Anggaplah kita sebagai malaikat saksi yang bisa me-review ulang kisah tersebut. Rupa-rupanya si Pengendara A habis pulang dari orang tuanya yang menitipkan buah semangka untuk anak kesayangannya di rumah. Si Pengendara A menganggap semangka yang dibawanya adalah sesuatu yang sangat berharga, karena dianggap sebuah amanat yang wajib sampai ke tujuan, yakni untuk si buah hati. Bagaimana jawaban yang mesti ia berikan kepada anaknya jika ia menanyakannya. Begitu pula dengan pertanyaan kedua orang tuanya. Ia merasa kecewa dengan Pengendara B yang semena-mena memperlakukan ‘barang berharga’ itu. ‘Dasar manusia tak berperasaan!’ kata si Pengendara A dalam hati.

Pengendara B juga punya alasan baik yang tidak diketahui oleh Pengendara A. Ia punya pengalaman pahit yang menimpa anaknya ketika naik kendaraan bermotor di jalan raya. Anaknya jatuh dari kendaraan bermotor akibat benda asing yang jatuh di hadapannya saat berkendara. Akibatnya hingga saat ini anaknya mengalami patah tangannya. Cerita duka inilah yang menghantui si Pengendara B, sehingga saat peristiwa itu berulang pada dirinya segera ia lakukan tindakan tepat dan cepat. Ia berharap dirinya maupun orang lain di jalan raya tidak mengalami seperti apa yang dialami anaknya. Trauma kejadian itu tidak dimengerti oleh Pengendara A.

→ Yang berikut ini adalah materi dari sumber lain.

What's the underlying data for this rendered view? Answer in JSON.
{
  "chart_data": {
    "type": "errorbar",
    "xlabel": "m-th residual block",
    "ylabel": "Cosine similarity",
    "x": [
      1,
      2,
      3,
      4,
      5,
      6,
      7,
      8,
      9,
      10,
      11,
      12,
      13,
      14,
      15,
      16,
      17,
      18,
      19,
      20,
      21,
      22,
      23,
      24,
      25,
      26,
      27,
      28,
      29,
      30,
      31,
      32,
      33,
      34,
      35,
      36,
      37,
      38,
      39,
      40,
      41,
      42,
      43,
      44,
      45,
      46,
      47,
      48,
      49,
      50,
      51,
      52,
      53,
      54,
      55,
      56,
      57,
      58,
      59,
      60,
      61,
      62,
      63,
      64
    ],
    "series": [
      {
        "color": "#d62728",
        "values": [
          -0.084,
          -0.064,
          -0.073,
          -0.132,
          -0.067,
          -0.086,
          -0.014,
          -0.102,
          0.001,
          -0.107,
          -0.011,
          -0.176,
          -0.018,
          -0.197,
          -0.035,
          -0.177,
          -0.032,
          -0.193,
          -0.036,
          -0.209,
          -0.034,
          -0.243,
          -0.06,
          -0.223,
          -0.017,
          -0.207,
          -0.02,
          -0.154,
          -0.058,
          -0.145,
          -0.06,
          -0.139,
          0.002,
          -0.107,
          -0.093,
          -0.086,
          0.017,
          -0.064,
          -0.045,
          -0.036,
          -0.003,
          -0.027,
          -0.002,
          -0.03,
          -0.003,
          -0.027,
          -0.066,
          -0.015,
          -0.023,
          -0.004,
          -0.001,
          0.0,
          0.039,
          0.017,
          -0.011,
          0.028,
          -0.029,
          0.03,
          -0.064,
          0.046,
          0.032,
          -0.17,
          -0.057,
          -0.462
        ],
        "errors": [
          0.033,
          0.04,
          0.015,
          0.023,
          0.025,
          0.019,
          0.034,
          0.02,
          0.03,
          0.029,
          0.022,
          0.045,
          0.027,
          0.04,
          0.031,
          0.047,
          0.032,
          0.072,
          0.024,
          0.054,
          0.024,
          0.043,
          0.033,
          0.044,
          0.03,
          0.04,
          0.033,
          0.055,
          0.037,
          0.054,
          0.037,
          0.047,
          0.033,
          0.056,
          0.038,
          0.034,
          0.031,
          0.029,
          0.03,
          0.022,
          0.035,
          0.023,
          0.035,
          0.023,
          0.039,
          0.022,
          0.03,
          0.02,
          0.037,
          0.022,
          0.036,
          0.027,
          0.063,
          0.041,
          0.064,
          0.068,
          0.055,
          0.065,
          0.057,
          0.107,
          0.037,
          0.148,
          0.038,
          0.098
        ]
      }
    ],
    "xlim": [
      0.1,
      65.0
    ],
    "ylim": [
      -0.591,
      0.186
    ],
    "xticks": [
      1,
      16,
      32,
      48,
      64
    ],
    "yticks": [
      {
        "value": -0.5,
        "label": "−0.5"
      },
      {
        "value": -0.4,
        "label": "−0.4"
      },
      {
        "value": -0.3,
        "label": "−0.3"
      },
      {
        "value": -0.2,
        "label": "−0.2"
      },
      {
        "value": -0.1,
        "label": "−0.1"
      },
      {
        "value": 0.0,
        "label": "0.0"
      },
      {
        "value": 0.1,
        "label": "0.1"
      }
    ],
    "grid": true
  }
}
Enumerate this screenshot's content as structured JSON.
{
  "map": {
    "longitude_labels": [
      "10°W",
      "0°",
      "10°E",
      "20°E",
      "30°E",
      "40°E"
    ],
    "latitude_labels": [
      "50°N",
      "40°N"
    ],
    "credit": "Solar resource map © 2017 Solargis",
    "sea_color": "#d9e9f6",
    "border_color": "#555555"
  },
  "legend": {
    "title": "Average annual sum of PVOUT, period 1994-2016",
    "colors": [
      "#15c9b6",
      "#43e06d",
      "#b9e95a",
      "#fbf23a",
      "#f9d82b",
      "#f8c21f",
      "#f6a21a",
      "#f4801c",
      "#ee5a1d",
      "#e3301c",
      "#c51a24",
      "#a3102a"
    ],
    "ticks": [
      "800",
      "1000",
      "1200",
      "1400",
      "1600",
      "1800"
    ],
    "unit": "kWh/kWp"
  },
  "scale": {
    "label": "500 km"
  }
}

Kejadian begitu cepat, dan keadaan sebenarnya tidak bisa kita ungkap dengan seketika. Bayang-bayang ego dalam menilai suatu kebenaran dalam diri sering mendorong kita untuk menemukan atau menentukan jawaban pasti dan segera. Kita membutuhkan seorang Hakim (penengah) dalam kehidupan ini, karena kerap kali kita tergesa-gesa memilih atau menentukan kebijakan dalam menentukan kebenaran.

Inilah pelajaran Kekhidhiran. Yang mengajarkan Musa As bersabar mendapatkan penjelasan / pemahaman. Kebenaran Hakiki tidak bisa dinilai secepat mata memandang, telinga mendengar, akal merekam, hati merasakan. Semua mesti menahan diri dan sabar terhadap metode kebijakan yang sedang dihadapkan. Maka pengertian yang lebih sempurna dengan sendirinya akan kita dapatkan.

Syekh al-Akbar mengungkapkan, 'Seorang Muslim belum tentu konsisten dengan keislamannya, dan orang Kafir belum tentu konsisten dengan kekafirannya'. Artinya semuanya berjalan melalui proses mekanisme Qudrat dan Iradat-Nya, bukan kemauan (kehendak) manusia dengan sifat ketergesaannya.


Salam Birokrasi Ilahiyyah, 29 Des 2009.